5A Grubu: 5A grubu elementleri; N, P, As, Sb, Bi şeklindedir. 5A grubu elementlerinin değerlik elektron sayıları 5 tir. Dolayısıyla son yörüngesindeki elektron sayılarını 8’e tamamlamak için en kısa yol 3 elektron almaktır. Bu sebeple metallerle tepkimelerindeki -3 yükseltgenme basamağına sahiptir. Ancak Ametallerle tepkimelerinde -3 ten +5 e kadar değişik yükseltgenme basamaklarına sahip olabilirler. En önemli üyesi N ve P dur. Havanın % 78 ini azot gazı oluşturmaktadır. Azot canlıların yaşamında önemli bir elementtir. Fosfor elementinin, beyaz,siyah ve kırmızı olmak üzere 3 allotropu vardır. Gübre, detarjan ve patlayıcı maddelerin yapımında kullanılan önemli bir maddedir.  

6A Grubu: 6A grubu elementleri; O, S, Se, Te, Po şeklindedir. 6A grubu elementlerinin değerlik elektron sayıları 6 tir. Dolayısıyla son yörüngesindeki elektron sayılarını 8’e tamamlamak için en kısa yol 2 elektron almaktır. Bu sebeple metallerle tepkimelerindeki -2 yükseltgenme basamağına sahiptir. Ancak Ametallerle tepkimelerinde -2 den +6 ye kadar değişik yükseltgenme basamaklarına sahip olabilirler. En önemli üyesi O ve S tür. Havanın % 21 ini Oksijen gazı oluşturmaktadır. Oksijen, canlıların yaşamında önemli bir elementtir. 6. Kükürt elementi, sanayide ağartıcı olarak kullanılır. Ayrıca gübre, boyaların, patlayıcıların, sülfirik asitin eldesinde kullanılır.  

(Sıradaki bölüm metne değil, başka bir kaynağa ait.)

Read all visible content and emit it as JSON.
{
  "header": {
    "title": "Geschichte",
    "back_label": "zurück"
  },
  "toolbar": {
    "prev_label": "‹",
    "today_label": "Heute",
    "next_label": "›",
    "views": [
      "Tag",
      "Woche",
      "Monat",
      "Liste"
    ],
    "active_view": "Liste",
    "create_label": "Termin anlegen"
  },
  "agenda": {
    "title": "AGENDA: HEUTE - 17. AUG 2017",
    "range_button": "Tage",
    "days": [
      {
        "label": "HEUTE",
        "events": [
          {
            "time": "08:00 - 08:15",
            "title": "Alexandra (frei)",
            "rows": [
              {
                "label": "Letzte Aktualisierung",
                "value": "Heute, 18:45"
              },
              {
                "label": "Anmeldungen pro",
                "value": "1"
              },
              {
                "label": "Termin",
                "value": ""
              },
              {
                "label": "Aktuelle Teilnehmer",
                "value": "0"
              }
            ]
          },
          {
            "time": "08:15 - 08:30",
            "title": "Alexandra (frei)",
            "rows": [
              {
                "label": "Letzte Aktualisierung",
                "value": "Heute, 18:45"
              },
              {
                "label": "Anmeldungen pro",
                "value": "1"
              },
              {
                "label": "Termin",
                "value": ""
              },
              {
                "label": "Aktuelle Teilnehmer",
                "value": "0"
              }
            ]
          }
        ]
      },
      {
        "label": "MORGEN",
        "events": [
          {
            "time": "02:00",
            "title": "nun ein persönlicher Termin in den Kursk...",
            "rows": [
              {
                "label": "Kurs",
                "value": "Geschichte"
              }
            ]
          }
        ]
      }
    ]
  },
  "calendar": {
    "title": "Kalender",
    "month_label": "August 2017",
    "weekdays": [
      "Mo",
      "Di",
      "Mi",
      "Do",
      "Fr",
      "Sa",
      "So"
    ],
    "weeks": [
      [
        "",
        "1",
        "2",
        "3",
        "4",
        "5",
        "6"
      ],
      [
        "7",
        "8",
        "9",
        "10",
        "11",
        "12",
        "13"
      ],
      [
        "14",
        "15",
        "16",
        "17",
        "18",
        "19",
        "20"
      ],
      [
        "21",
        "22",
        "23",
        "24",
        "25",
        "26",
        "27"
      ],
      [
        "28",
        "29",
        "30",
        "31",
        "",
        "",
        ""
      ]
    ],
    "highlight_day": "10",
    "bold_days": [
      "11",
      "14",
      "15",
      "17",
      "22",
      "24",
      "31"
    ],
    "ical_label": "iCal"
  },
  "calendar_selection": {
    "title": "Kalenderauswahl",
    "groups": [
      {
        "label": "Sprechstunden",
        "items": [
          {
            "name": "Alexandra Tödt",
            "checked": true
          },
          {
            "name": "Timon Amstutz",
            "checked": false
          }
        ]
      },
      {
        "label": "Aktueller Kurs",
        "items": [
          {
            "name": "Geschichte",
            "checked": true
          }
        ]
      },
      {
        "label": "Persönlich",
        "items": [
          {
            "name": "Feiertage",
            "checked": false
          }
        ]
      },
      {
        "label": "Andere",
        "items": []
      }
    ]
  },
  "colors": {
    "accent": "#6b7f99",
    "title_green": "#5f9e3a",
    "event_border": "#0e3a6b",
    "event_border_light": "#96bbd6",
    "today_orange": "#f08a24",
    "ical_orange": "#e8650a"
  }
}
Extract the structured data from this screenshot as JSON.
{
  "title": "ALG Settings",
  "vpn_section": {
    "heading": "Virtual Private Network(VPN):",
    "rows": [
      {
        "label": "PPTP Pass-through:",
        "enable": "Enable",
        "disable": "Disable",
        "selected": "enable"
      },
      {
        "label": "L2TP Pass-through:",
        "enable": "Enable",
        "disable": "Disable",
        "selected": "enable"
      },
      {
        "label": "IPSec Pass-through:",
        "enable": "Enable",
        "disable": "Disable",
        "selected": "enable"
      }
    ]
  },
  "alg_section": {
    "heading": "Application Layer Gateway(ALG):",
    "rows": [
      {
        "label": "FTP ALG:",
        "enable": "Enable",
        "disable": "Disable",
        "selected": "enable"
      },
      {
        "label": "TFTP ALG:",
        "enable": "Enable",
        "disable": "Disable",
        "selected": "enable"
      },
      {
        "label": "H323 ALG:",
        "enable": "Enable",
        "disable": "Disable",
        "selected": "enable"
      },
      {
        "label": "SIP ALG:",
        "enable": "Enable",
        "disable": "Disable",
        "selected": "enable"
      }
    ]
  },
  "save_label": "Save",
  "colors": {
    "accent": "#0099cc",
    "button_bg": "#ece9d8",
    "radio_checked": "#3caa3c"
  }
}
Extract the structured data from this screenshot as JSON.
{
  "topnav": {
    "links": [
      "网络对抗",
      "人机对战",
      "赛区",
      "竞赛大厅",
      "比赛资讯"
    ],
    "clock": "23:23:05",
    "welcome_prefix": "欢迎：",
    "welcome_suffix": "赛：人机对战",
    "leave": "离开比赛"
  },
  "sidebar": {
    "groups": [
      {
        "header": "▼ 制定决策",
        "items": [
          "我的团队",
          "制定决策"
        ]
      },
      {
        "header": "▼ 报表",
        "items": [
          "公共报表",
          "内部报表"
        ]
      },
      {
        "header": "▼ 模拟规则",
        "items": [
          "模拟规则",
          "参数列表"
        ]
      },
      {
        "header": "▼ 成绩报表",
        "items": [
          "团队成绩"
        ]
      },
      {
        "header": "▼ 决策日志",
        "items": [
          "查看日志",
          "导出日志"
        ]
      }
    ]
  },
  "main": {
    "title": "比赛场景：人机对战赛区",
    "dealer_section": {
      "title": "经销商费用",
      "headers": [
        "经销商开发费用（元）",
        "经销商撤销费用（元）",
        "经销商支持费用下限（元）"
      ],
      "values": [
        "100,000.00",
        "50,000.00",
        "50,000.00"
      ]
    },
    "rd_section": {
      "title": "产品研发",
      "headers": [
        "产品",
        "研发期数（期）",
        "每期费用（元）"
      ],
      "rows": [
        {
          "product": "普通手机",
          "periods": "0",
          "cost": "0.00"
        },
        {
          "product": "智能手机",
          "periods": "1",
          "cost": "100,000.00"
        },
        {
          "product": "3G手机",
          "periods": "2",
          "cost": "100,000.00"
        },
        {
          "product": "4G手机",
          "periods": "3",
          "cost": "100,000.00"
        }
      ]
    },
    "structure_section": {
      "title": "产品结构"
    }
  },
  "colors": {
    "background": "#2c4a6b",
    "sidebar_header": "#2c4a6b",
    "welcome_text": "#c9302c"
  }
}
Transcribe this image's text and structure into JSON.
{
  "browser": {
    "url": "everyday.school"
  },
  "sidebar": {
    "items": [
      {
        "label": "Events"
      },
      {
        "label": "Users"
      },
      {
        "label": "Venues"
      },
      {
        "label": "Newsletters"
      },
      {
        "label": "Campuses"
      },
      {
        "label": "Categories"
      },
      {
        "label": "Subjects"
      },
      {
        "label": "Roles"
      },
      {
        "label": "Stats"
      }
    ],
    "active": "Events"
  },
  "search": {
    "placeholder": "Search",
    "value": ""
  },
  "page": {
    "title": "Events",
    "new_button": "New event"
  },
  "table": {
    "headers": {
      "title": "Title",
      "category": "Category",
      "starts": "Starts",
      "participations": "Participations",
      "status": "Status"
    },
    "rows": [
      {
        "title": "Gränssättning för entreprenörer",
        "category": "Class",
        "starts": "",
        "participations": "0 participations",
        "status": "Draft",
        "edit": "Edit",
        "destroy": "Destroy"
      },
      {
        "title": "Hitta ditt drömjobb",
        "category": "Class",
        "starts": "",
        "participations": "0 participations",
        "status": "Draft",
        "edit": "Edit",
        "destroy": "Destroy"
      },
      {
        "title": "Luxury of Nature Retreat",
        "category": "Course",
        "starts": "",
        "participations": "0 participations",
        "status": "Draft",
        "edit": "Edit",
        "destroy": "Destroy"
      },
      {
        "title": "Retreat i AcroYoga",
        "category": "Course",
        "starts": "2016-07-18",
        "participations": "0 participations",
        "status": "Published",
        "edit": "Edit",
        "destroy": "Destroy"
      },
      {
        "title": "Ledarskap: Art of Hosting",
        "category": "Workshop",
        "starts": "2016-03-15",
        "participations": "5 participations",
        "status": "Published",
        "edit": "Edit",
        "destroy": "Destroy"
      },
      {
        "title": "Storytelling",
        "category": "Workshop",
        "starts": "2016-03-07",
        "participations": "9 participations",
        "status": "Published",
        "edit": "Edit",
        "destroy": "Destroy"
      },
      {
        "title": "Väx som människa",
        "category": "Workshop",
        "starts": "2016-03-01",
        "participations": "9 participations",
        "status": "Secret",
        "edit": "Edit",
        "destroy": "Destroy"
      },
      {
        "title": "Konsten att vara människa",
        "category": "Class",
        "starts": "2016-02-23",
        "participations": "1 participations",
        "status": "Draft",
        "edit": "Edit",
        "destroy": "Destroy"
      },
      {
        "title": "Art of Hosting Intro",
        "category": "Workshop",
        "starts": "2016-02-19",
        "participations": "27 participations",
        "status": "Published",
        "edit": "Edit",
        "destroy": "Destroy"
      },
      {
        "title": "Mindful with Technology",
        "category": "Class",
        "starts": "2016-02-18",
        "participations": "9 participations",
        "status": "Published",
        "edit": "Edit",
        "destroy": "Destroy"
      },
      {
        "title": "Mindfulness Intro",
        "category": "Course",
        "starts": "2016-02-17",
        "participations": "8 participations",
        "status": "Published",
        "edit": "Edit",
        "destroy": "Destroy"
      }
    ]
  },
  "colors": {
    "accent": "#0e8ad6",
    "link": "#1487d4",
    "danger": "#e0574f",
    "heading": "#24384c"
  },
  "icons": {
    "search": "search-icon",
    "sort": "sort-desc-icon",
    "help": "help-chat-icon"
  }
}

7A Grubu(Halojenler): Oda koşullarında flüor ve klor gaz, brom sıvı, iyot katı haldedir. Brom sıvı olan tek ametaldir. Doğada çift atomlu moleküller (F2, Cl2 vb.) halinde bulunurlar. Elektron dizilişleri s2p5 ile biter, dolayısıyla kendilerine en yakın soy gazdan 1 eksik elektronları vardır. Hepsi ametaldir. Elektron alma eğilimleri aktiflikleri grup içinde yukarıdan aşağı doğru azalır. Metallerle yaptıkları bileşiklerde bir elektron alarak -1; diğer ametallerle oluşturduklar bileşiklerde +1 ile +7 arasında çeşitli değerlikler kazanabilirler. Grubun en aktif üyesi olan flüor bileşik oluştururken asla elektron vermez, yani (+) değerlik oluşturmaz. Metallerin çoğu kolaylıkla birleşerek tuzları oluştururlar. Oksitlerinin çoğu suyla asitleri oluşturur. Hidrojenle oluşturduğu bileşikler (HF, HCl, HBr, HI) asittir.  

8A Grubu(Soygazlar): Saydamdırlar. Işığı geçirirler. Isı ve elektriği iletmezler. Oda koşullarında gaz halinde bulunurlar. Reaksiyona girmezler. Dolayısıyla bileşik oluşturmazlar. Erime ve kaynama noktaları oldukça düşüktür. Son yörüngelerinde 8 elektron bulundururlar. Kararlı yapıya sahiptirler.(He 2 elektronludur)Tek atomlu molekül halinde bulunurlar.  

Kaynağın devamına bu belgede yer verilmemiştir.